Reputation: 53
I have a functional working Adobe ColdFusion application that is indexing roughly 2k PDF files with via Solr search and providing expected results - however each search query to the collection takes generally 25-30 seconds.
This is how I indexed the 2k PDF files to Solr:
<!--- query database files --->
<cfset getfiles = application.file.getfiles()>
<!--- create solr query set --->
<cfset filesQuery = QueryNew("
fileUID
, filepath
, title
, description
, fileext
, added
")>
<!--- create new file query with key path and download url --->
<cfoutput query="getfiles">
<cfset ext = trim(getfiles.fileext)>
<cfset path = expandpath('/docs/#fileUID#.#ext#')>
<cfscript>
newRow = QueryAddRow(filesQuery);
QuerySetCell(filesQuery, "fileUID","#fileUID#" );
QuerySetCell(filesQuery, "filepath","#path#" );
QuerySetCell(filesQuery, "title","#filename#" );
QuerySetCell(filesQuery, "description","#description#" );
QuerySetCell(filesQuery, "added","#added#" );
</cfscript>
</cfoutput>
<!--- index the bunch --->
<cfindex
query = "filesQuery"
collection = "resumes"
action = "update"
type = "file"
key = "filepath"
title = "title"
body = "title, description"
custom1 = "fileext"
custom2 = "added"
category= "file"
status = "filestatus">
This is how the files are being searched and where the (25-30 second) Solr search happens:
<!--- imagine form with (form.search) for terms --->
<cfsearch name = "results"
collection = "resumes"
criteria = "#form.search#
contextPassages = "1"
contextBytes = "300"
maxrows = "100"
contextHighlightBegin = "<strong>"
contextHighlightEnd = " </strong>">
<!--- show (results) query --->
Some additional info on the project: all of the files are less than 1 page in length, so there was no character cutoff in creating the index results to Solr.
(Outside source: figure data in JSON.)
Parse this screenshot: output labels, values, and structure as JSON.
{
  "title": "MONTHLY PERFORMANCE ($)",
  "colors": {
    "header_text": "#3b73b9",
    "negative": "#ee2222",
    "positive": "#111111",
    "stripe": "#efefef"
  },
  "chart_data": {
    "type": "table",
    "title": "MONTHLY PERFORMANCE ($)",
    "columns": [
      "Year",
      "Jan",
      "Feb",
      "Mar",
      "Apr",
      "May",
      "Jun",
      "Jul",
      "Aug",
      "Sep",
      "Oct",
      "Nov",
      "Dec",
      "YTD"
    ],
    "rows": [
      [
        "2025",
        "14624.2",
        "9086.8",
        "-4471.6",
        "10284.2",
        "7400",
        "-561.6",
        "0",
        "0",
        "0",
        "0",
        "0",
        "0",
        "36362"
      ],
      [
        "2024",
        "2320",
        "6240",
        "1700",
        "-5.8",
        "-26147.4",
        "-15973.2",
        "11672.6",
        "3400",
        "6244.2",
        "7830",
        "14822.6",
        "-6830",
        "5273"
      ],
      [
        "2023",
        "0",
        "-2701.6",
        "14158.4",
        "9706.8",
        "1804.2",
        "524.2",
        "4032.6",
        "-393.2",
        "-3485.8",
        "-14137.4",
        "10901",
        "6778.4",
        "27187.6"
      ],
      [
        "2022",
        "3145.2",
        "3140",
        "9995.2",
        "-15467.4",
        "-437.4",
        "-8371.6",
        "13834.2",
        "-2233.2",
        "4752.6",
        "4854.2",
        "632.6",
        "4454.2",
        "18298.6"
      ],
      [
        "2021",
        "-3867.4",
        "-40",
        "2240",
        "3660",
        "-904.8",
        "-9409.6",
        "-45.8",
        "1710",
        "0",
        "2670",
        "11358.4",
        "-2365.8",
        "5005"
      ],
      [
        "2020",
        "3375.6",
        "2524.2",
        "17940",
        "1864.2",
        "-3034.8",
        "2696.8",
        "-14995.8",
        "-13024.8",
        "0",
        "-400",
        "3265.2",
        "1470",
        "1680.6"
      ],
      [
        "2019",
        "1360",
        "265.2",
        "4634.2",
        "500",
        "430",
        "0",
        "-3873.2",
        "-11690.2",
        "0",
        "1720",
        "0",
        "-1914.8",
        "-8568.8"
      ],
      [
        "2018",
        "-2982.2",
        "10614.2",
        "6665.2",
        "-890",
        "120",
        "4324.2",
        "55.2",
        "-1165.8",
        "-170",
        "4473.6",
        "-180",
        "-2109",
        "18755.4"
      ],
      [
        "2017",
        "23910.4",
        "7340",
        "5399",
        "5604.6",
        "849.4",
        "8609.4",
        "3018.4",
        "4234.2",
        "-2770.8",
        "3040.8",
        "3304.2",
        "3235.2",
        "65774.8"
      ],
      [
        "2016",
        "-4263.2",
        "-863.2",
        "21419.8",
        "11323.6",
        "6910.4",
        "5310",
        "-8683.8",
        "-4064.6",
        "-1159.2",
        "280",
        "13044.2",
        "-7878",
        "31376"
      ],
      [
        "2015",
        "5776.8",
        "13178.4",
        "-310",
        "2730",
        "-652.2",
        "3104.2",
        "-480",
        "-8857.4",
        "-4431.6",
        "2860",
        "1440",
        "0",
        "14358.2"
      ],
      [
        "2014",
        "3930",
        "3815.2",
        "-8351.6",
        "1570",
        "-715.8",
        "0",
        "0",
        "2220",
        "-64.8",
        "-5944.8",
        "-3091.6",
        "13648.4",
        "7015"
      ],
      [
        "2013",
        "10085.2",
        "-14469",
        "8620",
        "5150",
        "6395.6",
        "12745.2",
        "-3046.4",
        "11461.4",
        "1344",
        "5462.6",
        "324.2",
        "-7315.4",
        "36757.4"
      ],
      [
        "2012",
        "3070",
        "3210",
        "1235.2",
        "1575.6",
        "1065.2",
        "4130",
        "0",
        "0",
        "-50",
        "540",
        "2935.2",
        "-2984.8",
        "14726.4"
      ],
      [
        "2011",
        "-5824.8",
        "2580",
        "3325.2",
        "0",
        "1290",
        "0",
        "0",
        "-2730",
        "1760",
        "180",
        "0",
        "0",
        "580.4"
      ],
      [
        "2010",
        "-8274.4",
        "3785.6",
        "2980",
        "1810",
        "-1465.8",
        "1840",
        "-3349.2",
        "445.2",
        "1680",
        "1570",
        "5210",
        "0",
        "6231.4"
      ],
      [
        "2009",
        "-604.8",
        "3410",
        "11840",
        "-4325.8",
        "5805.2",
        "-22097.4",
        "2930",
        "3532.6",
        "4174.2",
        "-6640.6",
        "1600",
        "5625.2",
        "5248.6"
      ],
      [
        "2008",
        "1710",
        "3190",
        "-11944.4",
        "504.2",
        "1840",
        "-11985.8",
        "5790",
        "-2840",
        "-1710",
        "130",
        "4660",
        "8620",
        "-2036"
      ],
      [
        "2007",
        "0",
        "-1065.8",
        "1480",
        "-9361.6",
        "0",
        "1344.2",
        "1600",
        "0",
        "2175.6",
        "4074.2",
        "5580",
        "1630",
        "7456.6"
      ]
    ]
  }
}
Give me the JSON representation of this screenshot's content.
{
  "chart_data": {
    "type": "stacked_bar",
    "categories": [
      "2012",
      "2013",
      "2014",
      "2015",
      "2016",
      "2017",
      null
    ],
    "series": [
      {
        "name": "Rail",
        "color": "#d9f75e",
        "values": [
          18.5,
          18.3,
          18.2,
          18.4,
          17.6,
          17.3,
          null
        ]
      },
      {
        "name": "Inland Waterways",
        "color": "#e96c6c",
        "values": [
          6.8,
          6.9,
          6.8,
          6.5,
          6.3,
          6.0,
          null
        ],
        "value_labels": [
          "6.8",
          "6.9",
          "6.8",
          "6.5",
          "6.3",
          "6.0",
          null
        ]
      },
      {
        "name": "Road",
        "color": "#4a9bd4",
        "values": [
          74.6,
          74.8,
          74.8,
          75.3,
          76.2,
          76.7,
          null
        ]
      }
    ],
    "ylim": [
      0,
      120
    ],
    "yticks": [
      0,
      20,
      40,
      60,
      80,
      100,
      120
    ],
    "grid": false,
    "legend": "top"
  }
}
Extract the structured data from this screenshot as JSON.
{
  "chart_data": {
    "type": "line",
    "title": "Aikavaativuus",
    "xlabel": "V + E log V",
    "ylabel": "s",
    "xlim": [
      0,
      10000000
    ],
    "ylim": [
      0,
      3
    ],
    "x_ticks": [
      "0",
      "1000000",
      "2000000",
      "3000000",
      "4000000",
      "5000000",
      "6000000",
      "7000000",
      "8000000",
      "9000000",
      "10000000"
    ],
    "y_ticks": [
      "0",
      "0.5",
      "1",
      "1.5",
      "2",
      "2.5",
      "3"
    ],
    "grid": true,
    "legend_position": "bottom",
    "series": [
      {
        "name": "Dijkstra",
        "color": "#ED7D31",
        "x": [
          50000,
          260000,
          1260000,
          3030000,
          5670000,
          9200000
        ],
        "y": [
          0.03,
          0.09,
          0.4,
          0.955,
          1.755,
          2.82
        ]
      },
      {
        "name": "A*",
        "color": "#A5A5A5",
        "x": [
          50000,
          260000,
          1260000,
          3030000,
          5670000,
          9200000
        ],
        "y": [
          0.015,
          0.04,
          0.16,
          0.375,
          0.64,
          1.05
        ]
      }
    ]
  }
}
I have played with the Solr buffer limit within the ColdFusion Administrator with no major discernable change in time (currently at 40). I am on a development VM with MS Server 2003, 1.86 Xeon - Adobe ColdFusion 9.0.1 and 1GB RAM. JVM is Sun Microsytems (14.3-b01). Almost nothing else is running server-side, so performance should be unaffected by external factors.
It is providing expected and perfect results, just not in a timely fashion.
Upvotes: 4
Views: 1529
Reputation: 7519
You could try using CFSolrLib. It uses the Solr API. Its possible you may get a performance boost by bypassing <cfsearch>
Upvotes: 2